In his recent visit to India, US President Barack Obama, openly lauded the Indian people for their grit and determination in turning around an economy, which at the time of its independence had been backward and sluggish. The US President during his address to MPs from both Houses of Parliament said, "Instead of resisting the global economy, you became one of its engines - reforming the licensing raj and unleashing a classes,".
Even as the shadow of recession looms over other parts of the globe, the Indian economy has in fact proven to sustain its pace of growth. Its huge consumer base even serving to add a ray of hope to other badly hit economies.
So how exactly did the giant elephant fair in the year 2010?
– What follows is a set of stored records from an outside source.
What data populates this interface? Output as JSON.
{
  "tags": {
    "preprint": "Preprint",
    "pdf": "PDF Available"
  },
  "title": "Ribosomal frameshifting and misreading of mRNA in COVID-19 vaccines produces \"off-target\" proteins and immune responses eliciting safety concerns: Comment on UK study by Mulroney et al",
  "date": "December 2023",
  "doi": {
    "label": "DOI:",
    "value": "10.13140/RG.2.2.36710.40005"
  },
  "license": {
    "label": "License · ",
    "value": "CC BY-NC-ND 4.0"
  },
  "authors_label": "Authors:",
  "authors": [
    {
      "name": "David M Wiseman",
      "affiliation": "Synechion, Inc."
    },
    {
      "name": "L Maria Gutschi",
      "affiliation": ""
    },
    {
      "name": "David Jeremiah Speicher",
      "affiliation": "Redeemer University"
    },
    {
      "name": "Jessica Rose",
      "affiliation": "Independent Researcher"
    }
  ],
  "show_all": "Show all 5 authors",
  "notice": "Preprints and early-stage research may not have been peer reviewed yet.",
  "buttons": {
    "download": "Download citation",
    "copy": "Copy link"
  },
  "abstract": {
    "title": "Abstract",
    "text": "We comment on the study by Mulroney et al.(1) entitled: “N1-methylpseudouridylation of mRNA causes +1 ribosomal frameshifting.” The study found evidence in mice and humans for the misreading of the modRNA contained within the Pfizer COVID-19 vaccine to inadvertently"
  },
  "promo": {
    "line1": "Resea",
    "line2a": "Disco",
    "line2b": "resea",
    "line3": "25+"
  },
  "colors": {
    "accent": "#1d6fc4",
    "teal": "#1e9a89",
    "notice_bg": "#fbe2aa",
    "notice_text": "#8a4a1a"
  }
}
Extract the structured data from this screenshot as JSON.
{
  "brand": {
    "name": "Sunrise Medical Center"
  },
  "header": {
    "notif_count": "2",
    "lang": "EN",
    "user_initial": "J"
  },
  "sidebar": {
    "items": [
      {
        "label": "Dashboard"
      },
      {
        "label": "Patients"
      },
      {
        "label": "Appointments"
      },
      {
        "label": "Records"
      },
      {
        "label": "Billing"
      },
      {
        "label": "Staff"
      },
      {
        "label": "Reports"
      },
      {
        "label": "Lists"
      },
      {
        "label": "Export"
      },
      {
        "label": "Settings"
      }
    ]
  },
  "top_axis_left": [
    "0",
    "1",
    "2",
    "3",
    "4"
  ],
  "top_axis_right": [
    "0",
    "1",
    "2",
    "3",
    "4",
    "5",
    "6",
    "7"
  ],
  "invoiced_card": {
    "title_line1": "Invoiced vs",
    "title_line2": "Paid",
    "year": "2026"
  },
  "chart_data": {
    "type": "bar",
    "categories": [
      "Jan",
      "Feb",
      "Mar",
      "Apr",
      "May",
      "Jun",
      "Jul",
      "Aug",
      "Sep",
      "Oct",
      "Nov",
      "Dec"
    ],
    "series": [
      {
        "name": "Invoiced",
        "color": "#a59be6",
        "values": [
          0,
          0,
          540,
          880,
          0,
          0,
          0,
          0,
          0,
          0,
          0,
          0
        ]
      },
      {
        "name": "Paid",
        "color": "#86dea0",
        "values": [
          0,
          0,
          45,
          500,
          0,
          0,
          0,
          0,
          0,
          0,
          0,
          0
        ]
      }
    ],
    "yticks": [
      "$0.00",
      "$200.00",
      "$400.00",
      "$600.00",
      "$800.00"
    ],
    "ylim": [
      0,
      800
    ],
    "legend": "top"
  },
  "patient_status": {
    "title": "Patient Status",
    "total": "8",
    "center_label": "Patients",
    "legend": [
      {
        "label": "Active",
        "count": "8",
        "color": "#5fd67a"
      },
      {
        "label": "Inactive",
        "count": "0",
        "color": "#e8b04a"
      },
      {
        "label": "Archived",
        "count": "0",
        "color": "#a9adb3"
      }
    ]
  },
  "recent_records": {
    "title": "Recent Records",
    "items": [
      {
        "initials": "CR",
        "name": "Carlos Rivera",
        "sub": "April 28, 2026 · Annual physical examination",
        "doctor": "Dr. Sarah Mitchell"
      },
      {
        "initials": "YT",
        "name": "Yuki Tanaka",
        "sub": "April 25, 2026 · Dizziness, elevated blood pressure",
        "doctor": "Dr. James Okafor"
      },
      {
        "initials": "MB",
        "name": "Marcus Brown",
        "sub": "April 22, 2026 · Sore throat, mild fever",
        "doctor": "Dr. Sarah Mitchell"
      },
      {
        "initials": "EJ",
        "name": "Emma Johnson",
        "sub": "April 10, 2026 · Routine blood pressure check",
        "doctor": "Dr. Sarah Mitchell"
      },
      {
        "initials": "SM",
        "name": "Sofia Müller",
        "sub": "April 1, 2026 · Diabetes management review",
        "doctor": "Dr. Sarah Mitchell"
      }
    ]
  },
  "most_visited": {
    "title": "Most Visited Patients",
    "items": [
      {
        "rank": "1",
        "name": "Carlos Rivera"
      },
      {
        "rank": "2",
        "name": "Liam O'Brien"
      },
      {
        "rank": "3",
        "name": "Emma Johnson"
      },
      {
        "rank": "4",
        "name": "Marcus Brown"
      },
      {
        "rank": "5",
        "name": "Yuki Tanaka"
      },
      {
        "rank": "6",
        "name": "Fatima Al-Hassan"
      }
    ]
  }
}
Not bad! As per the reports of CRISIL Research, India's gross domestic product (GDP) is likely to grow by 8.6 per cent in 2010-11. In its recently released report titled 'India: Raising the bar' (Jan 2, 2011), the leading credit rating agency, projected an average annual growth of 8.4 per cent in India’s gross domestic product (GDP) over the next five years.
In February’s Economic Survey, the finance ministry, Pranab Mukerjee had projected 8.5% growth for 2010-11. In December 2010 the figure was revised to 8.75%, with the possibility that it could reach the 9% mark. While chances of the growth rate being affected by Europe’s prevailing economic woes still exist, another looming threat is the steep rice in food prices.
Economists believe that the key factor spurring India’s steady growth seems to be its growing domestic demand – driven by a growing young population, rising middle-class consumption and increasing investment and savings. “Private consumption is becoming the primary engine of growth,” said D.K. Joshi, Chief Economist at CRISIL Research.
FDI inflows in India up to September 2010 stood at USD 15.973 mn, a significant 26% lesser than the previous year’s figures. A major chunk of the investment (21%) was towards the services sector (financial and non-financial), followed by computer software and hardware (9%), and telecommunications (8%). The state of Maharashtra (Mumbai) received the lion’s share of the FDI (36%), followed by Delhi (20%) and Karnataka (7%).
The CRISIL report significantly highlighted that India in fact had the potential to reach a double digit growth rate. However for these structural reforms in infrastructure, agriculture and education and increased private sector participation would be a must.